On découvre dans ces chroniques, fort bien écrites au demeurant, tous les contrastes d’une situation sans issue. Bon nombre de jeunes résistants armés, à leurs heures perdues, sont eux-mêmes investis dans des associations locales de développement. Certains viennent d’organisations non gouvernementales (ONG) internationales. Des passerelles qui sont liées au fait que quand on est jeune au Kivu, un peu diplômé et un peu chômeur, les deux débouchés sont généralement la guerre ou l’humanitaire.

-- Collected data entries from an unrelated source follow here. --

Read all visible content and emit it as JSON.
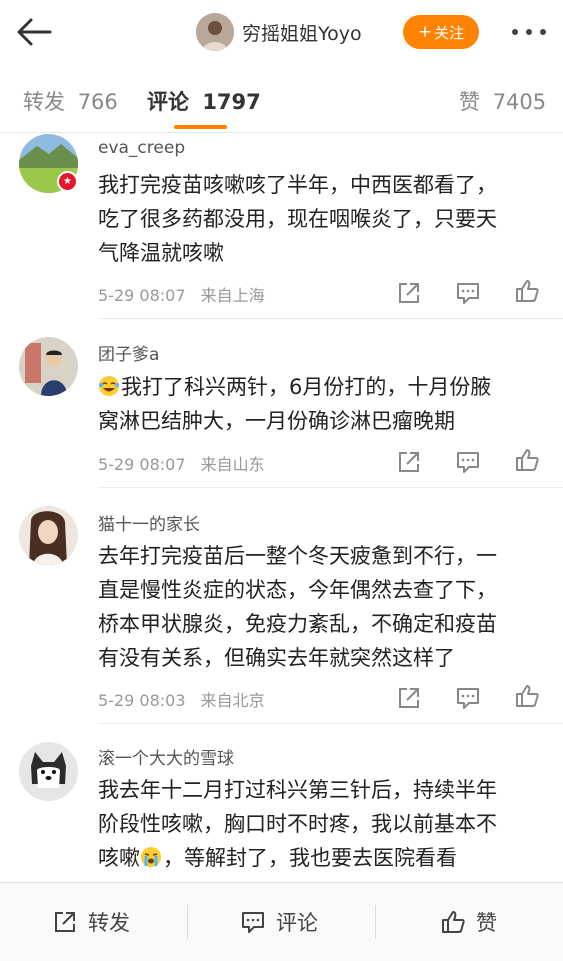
{
  "header": {
    "author_name": "穷摇姐姐Yoyo",
    "follow_label": "关注",
    "accent_color": "#ff8200"
  },
  "tabs": [
    {
      "label": "转发",
      "count": "766"
    },
    {
      "label": "评论",
      "count": "1797",
      "active": true
    },
    {
      "label": "赞",
      "count": "7405"
    }
  ],
  "comments": [
    {
      "username": "eva_creep",
      "lines": [
        "我打完疫苗咳嗽咳了半年，中西医都看了，",
        "吃了很多药都没用，现在咽喉炎了，只要天",
        "气降温就咳嗽"
      ],
      "time": "5-29 08:07",
      "location": "来自上海",
      "verified_badge": true
    },
    {
      "username": "团子爹a",
      "lines": [
        "我打了科兴两针，6月份打的，十月份腋",
        "窝淋巴结肿大，一月份确诊淋巴瘤晚期"
      ],
      "leading_emoji": "laugh-cry-emoji",
      "time": "5-29 08:07",
      "location": "来自山东"
    },
    {
      "username": "猫十一的家长",
      "lines": [
        "去年打完疫苗后一整个冬天疲惫到不行，一",
        "直是慢性炎症的状态，今年偶然去查了下，",
        "桥本甲状腺炎，免疫力紊乱，不确定和疫苗",
        "有没有关系，但确实去年就突然这样了"
      ],
      "time": "5-29 08:03",
      "location": "来自北京"
    },
    {
      "username": "滚一个大大的雪球",
      "lines": [
        "我去年十二月打过科兴第三针后，持续半年",
        "阶段性咳嗽，胸口时不时疼，我以前基本不",
        "咳嗽",
        "，等解封了，我也要去医院看看"
      ],
      "inline_emoji": "crying-emoji"
    }
  ],
  "bottom_bar": {
    "repost_label": "转发",
    "comment_label": "评论",
    "like_label": "赞"
  }
}
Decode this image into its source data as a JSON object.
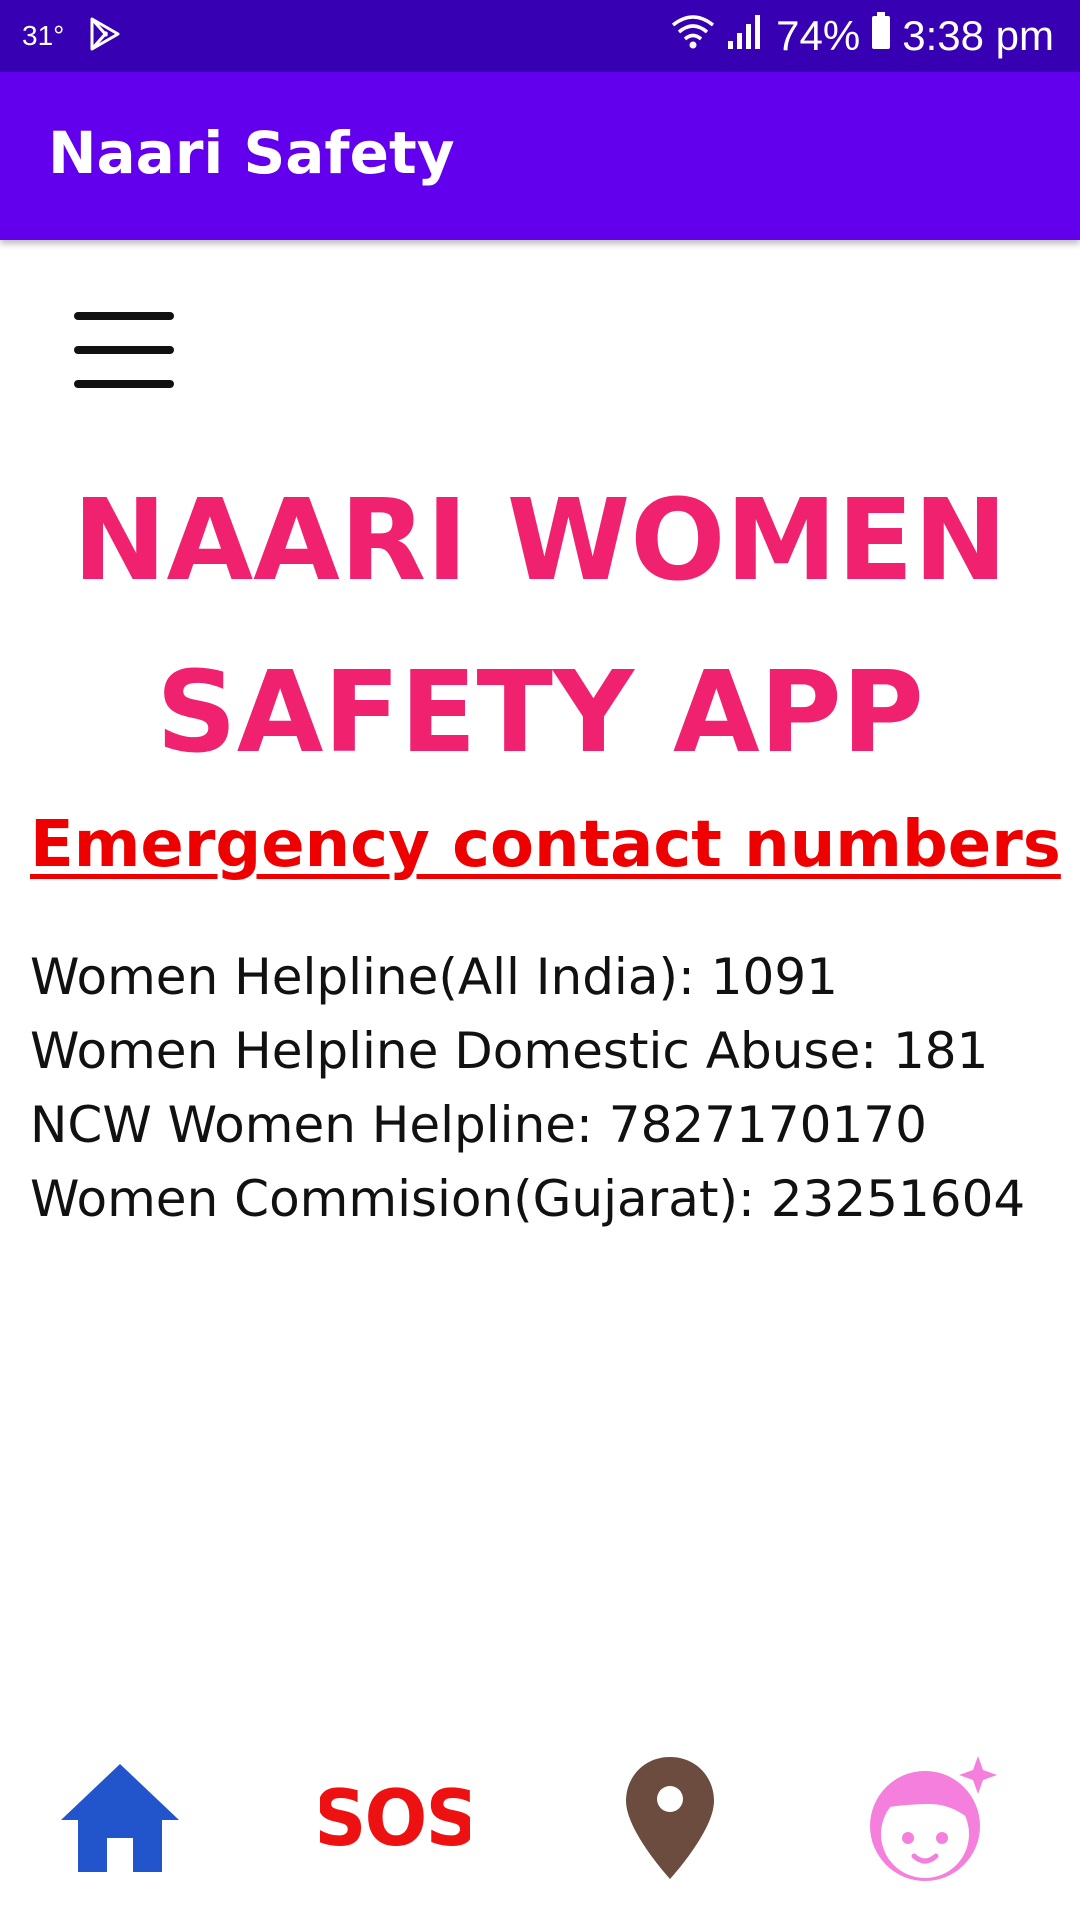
{
  "status_bar": {
    "temperature": "31°",
    "play_icon": "play-store-icon",
    "wifi_icon": "wifi-icon",
    "signal_icon": "signal-icon",
    "battery_percent": "74%",
    "battery_icon": "battery-icon",
    "time": "3:38 pm"
  },
  "app_bar": {
    "title": "Naari Safety"
  },
  "menu": {
    "icon": "hamburger-menu-icon"
  },
  "hero": {
    "line1": "NAARI WOMEN",
    "line2": "SAFETY APP"
  },
  "emergency": {
    "heading": "Emergency contact numbers",
    "contacts": [
      "Women Helpline(All India): 1091",
      "Women Helpline Domestic Abuse: 181",
      "NCW Women Helpline: 7827170170",
      "Women Commision(Gujarat): 23251604"
    ]
  },
  "bottom_nav": {
    "home_icon": "home-icon",
    "sos_label": "SOS",
    "location_icon": "location-pin-icon",
    "profile_icon": "girl-face-icon"
  },
  "colors": {
    "status_bar": "#3700b3",
    "app_bar": "#6200ee",
    "hero_pink": "#f0216e",
    "heading_red": "#ee0000",
    "home_blue": "#2255cc",
    "sos_red": "#ee1111",
    "pin_brown": "#6b4c3f",
    "face_pink": "#f47fdc"
  }
}
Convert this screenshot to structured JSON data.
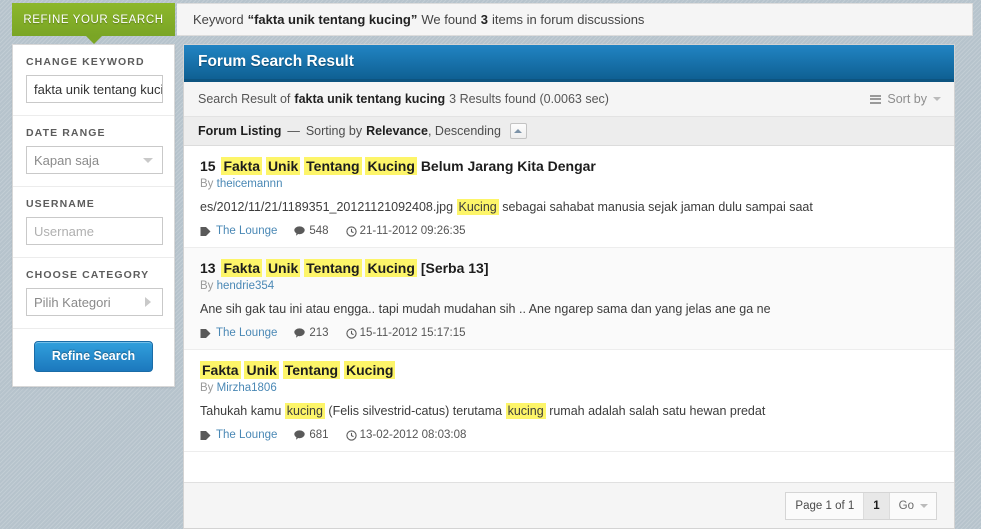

Justine Brabant ne dénonce pas trop durement l’impuissance des Nations unies, pourtant scandaleusement flagrante. Avec ses 20 000 casques bleus, la région accueille depuis 1999 la plus importante mission de maintien de la paix du monde, avec un budget annuel de plus de 1 milliard de dollars, avec si peu de résultats sur la sécurité des populations. En revanche, l’auteur est sévère envers les 300 organisations humanitaires locales ou internationales dont certaines, estime-t-elle, ont la fâcheuse manie de gonfler artificiellement leurs listes de victimes, citant un employé d’ONG : « c’est devenu un concours : celui avec le plus gros chiffres recevra les plus gros financements » (p. 181).
Le sens du sous-titre du livre vient de cette phrase d’un vieil homme rencontré dans un village concluant un entretien en disant « de toute façon, qu’on nous laisse combattre et la guerre finira ». Telle est la clé du paradoxe tragique de cette guerre : de plus en plus d’hommes s’engagent en pensant que c’est grâce à leur combat que le conflit se terminera, qu’il faut soi-même, à son tour, prendre les armes pour y mettre fin définitivement, et si besoin en étant encore plus violent que les précédents. L’auteur conclut par son impression d’avoir parcouru un monde absurde où les mots perdent leur sens et dont la devise serait : « la guerre c’est la paix, la paix c’est la guerre ! » (p. 235).